FDA Approves Expanded Use of Fulvestrant as Monotherapy in Breast Cancer
On August 28, the U.S. Food and Drug Administration (FDA) approved fulvestrant (Faslodex) at 500 mg as monotherapy for expanded use in women with hormone–receptor positive, HER2-negative advanced breast cancer who have gone through menopause and have not received previous endocrine therapy. This approval is based on data from the phase III FALCON trial, which was published in The Lancet by John F. R. Robertson, MD, of the University of Nottingham, Royal Derby Hospital Centre, Derby, UK, and colleagues.
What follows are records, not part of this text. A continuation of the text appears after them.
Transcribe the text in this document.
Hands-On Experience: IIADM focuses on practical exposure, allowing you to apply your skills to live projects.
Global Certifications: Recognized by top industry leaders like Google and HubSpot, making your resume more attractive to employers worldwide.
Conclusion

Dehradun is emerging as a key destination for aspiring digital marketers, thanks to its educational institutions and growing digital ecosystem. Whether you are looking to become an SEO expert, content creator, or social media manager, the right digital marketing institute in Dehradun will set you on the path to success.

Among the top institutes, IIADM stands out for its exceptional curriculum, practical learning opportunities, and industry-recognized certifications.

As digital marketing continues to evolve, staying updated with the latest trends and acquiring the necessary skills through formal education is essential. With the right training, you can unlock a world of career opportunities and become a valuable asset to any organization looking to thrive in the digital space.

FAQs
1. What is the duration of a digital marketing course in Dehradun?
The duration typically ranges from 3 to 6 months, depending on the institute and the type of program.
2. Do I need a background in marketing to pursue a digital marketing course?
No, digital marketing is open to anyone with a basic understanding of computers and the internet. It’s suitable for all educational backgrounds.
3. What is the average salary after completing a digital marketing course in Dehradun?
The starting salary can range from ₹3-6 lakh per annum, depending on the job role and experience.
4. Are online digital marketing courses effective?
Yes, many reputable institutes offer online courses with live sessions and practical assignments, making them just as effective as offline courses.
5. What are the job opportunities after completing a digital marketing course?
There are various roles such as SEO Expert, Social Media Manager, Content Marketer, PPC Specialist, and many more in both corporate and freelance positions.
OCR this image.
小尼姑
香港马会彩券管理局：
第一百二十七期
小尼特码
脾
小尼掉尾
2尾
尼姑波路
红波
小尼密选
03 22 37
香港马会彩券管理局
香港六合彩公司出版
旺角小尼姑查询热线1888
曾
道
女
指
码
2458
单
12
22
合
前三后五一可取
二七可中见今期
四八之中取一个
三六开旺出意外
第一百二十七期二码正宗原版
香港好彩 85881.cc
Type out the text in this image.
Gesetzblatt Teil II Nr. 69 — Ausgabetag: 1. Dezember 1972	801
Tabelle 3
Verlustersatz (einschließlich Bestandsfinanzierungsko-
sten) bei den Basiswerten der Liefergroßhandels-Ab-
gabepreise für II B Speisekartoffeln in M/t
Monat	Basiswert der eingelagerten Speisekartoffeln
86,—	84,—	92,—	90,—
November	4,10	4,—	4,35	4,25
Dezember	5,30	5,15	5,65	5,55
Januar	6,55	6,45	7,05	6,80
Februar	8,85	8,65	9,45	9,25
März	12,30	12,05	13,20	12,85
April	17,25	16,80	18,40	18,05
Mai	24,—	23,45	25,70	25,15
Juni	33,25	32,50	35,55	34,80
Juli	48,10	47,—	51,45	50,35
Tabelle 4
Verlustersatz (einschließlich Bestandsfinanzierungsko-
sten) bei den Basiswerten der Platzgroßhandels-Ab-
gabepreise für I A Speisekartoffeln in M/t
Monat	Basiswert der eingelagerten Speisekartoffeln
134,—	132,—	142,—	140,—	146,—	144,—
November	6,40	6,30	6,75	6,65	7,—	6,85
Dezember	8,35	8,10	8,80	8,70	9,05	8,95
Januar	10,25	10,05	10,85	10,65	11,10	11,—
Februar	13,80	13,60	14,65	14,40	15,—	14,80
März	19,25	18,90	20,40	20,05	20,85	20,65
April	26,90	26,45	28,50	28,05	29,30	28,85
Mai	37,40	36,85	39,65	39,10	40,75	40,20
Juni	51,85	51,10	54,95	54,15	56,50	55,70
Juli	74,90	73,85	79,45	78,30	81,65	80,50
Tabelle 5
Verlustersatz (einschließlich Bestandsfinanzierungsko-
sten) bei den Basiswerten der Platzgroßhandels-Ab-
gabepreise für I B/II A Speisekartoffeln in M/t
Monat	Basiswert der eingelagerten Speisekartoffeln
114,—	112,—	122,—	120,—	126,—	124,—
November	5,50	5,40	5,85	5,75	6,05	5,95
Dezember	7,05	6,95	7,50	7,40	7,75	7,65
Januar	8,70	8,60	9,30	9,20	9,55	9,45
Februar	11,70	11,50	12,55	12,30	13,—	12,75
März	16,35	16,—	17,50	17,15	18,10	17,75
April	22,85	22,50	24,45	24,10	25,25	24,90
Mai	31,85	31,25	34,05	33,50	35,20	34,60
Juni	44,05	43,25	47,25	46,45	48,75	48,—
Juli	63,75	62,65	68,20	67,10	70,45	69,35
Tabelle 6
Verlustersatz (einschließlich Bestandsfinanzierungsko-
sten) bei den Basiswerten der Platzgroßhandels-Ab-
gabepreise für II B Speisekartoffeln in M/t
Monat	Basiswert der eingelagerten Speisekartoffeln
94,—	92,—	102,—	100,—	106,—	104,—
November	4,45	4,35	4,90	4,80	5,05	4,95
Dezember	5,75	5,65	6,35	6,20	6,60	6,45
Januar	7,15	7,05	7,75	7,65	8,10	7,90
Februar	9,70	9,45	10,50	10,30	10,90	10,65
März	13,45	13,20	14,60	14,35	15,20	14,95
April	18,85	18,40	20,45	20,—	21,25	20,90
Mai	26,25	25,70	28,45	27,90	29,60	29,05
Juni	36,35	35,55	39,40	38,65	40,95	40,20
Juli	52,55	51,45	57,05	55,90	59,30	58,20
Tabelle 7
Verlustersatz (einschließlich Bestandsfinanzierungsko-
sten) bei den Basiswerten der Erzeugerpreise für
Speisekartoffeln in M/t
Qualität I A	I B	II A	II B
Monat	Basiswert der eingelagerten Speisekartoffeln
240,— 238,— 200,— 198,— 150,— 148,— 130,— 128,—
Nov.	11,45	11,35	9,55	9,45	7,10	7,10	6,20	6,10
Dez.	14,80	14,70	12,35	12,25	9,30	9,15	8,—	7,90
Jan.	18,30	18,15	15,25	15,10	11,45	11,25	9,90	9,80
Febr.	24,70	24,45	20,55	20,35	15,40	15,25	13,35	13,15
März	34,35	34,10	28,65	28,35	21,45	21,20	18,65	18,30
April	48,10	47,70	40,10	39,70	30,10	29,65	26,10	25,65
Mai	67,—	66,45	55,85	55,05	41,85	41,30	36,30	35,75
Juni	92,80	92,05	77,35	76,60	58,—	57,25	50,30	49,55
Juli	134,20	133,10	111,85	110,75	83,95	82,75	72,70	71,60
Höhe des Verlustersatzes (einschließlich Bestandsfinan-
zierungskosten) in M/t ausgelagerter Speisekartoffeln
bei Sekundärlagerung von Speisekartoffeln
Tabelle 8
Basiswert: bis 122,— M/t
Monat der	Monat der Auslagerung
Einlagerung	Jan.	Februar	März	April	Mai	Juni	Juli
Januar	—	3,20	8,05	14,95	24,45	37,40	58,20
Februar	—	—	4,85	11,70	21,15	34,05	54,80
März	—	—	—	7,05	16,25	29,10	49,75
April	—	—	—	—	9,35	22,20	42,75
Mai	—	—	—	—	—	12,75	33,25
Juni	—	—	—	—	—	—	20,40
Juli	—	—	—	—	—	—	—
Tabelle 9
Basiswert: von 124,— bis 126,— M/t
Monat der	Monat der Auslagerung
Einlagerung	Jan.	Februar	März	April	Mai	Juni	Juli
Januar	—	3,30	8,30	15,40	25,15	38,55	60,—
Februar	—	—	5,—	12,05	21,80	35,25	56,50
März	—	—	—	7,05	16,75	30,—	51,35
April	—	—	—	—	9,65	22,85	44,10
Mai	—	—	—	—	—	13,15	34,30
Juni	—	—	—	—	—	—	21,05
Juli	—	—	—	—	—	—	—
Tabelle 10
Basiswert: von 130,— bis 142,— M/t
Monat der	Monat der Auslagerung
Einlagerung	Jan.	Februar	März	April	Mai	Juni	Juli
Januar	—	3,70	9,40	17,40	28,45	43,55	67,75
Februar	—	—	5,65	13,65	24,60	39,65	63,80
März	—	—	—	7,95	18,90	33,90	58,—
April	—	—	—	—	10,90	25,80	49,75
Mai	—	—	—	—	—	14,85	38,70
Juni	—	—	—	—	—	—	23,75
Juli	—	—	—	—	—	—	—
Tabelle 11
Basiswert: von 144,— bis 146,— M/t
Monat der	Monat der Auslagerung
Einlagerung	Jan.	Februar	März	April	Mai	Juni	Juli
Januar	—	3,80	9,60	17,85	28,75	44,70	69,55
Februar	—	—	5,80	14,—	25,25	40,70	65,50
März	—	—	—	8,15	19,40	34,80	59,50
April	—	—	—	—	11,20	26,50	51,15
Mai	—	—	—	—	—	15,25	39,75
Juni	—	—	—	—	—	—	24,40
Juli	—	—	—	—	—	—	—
Matthew Ellis, MD, PhD, Director of the Lester and Sue Smith Breast Center, commented on this approval in a recent press release: “This study provides evidence that using fulvestrant as the first option for previously untreated hormone receptor–positive advanced breast cancer will prolong the time before the disease advances and alternative therapies are required.”
The international, randomized FALCON trial included 462 postmenopausal women with hormone receptor–positive metastatic or locally advanced breast cancer. A statistically significant increase in investigator-assessed median progression-free survival was reported with fulvestrant compared with the aromatase inhibitor anastrozole (16.6 vs. 13.8 months). This represented a 20% reduction in the risk of disease progression or death. Arthralgia, hot flashes, fatigue, and nausea were the most common adverse reactions observed in the fulvestrant arm.